Decision day looms on Tory spending

Written By: Chris McLaughlin
Published: May 27, 2016 Last modified: October 25, 2016

A decision is imminent on whether criminal investigations into Tory general election expenses in key target seats will be allowed to proceed. Up to 12 police forces have been probing spending during the 2015 election in conjunction with the Electoral Commission.

The number of seats involved is greater than the Tories overall majority. An MP in any one of the 29 constituencies being probed would be faced with disqualification from office for three years, sparking a by-election, if the rules are found to have been broken.

The Tories won 22 of the key seats including 14 which they took from the Liberal Democrats in the south east of England.

At least four of the police forces, including Kent where the Tories defeated UKIP leader Nigel Farage in his South Thanet stronghold, have applied for an extension to the one-year time limit for bringing criminal proceedings so that investigations can continue beyond the end of May.

The focus is on the Tories’ election BattleBus campaign, whereby hit squads of activists were deployed with the aim of increasing the Tory profile in target seats.
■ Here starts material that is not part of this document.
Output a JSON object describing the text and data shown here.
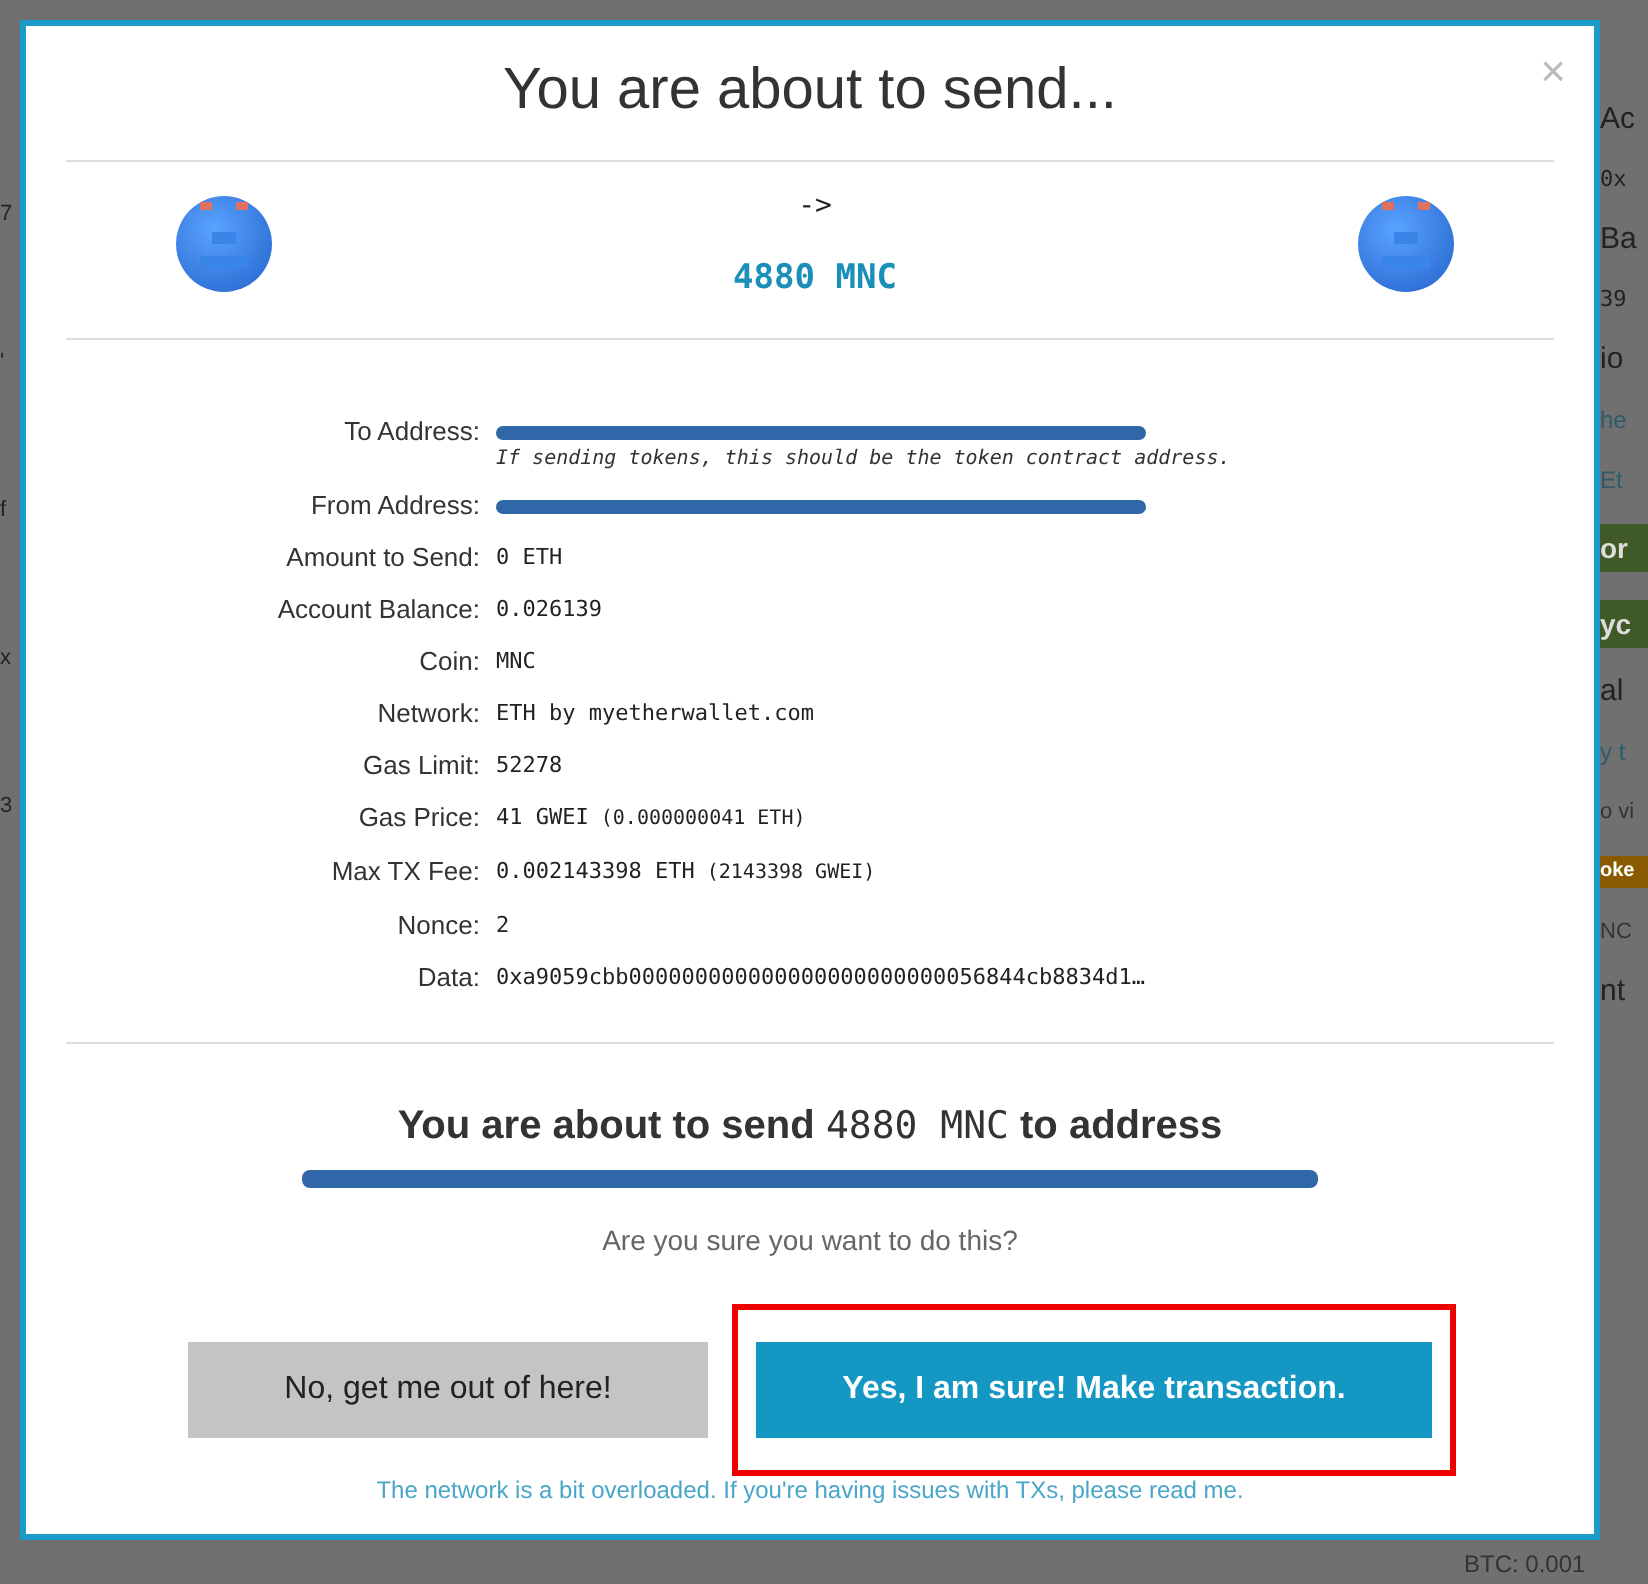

It has been claimed that the bus should have been included in the expense records of individual candidates. But the Conservative Party registered the cost of the bus against national election spending, avoiding local constituency limits. The party has already admitted an “administrative error” in failing to include the cost of accommodation for campaigners bussed in to local constituencies but claims that all other spending was “above board” and no different from what other parties did.

But party leader David Cameron has said that any “misdeclaration or things left out” would have to be resolved. He expressed confidence that “we can answer all the questions that are being put to us”.

The issue was first raised in investigations by the Daily Mirror and Channel 4 News into alleged breaches of the Representation of the People Act 1983. The police forces involved include Gloucester, Devon and Cornwall, Derbyshire, Northamptonshire, Kent, Greater Manchester, Staffordshire, Cheshire and West Yorkshire.

Officers have met with staff from the Electoral Commission in the hope of co-ordinating an extension to the deadline to allow inquiries to continue. An eventual change in the law has been mooted to clarify the expense of battle buses in general elections.

* Allegations of expenses irregularities at the 2015 election were made against a Labour MP as Tribune went to press.